I was happy to read Lulu Blackman’s account of unexpectedly praying for someone when she felt she was unprepared to do so. She felt she didn’t yet have sufficient understanding, but obedience and love opened her eyes to the power of Truth and carried the day. I wish I could report such a decisive example of instantaneously healing others. Yet I do feel that a recent experience built on my desire to put into practice my understanding of Christian Science and to be of help to others.
One day when I was working, a large dog suddenly ran toward me and bit me in the stomach. I confess, initially I felt shocked and in pain, not knowing what to do. Should I call the police? I was worried that if I reported the incident, I would have a lot of predictions placed on me and that my employer would urge me to go to a hospital, have stitches, rabies shots, etc.
I called a family member, and one thing she said stood out to me: When things involving other people and institutions seem complex and she doesn’t know what to do, she often finds the Golden Rule very useful in pointing toward the steps to take.
I liked the idea of thinking of others, instead of just my own predicament, pain, and possible consequences. From the standpoint of the Golden Rule, I reasoned that if I were a parent with a little child, and if there were a dog in the neighborhood that attacked a person, I would really hope that someone would report the attack.

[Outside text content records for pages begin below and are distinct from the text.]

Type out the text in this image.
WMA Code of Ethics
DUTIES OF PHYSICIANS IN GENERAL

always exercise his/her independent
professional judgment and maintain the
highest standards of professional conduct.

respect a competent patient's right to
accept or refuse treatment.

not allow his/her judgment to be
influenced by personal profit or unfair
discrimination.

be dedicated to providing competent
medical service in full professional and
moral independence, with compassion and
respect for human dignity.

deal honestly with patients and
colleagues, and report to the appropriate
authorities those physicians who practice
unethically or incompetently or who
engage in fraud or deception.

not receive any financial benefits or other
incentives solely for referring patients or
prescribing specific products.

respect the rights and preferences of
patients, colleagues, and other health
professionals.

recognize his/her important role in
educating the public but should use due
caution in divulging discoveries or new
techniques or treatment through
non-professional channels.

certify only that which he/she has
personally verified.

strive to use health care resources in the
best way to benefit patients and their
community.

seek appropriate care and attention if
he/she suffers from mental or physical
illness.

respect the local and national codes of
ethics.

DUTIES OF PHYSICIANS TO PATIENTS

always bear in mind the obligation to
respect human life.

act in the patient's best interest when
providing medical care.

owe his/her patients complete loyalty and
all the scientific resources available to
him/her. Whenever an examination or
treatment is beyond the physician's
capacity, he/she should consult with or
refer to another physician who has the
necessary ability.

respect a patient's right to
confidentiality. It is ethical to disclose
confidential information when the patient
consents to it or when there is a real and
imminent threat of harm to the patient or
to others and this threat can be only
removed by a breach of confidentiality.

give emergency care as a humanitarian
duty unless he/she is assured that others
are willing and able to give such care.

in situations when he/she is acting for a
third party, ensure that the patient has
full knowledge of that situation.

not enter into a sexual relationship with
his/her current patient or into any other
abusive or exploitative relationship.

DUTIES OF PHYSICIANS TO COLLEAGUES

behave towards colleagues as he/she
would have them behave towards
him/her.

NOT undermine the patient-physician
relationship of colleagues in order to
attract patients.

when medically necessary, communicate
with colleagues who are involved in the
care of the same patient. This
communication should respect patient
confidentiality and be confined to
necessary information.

I called the police and went with them to make a report. While there, I was urged to go to the emergency room and so forth. But by then I was feeling calmer, which I think helped others to feel calm when I declined medical attention.
Many blessings arose out of this. I experienced calmness and healing—I went to work the next day and the pain and the wound were soon healed. I became less fearful about interacting with others when I say I am a Christian Scientist and decline medical attention. I also overcame a temptation to be skittish around dogs after the encounter.
The way things worked out was a blessing to the neighborhood, to the dog owner, and even to the dog. The police took the attack very seriously, but instead of putting the dog down, they placed it in quarantine for rabies. Some weeks later, the police contacted me, saying that the dog had not been found to have rabies. The police did not return the dog until its owner agreed to keep it restrained at all times. I was grateful for this quiet resolution, which helped the owner to be a better owner and spared the dog.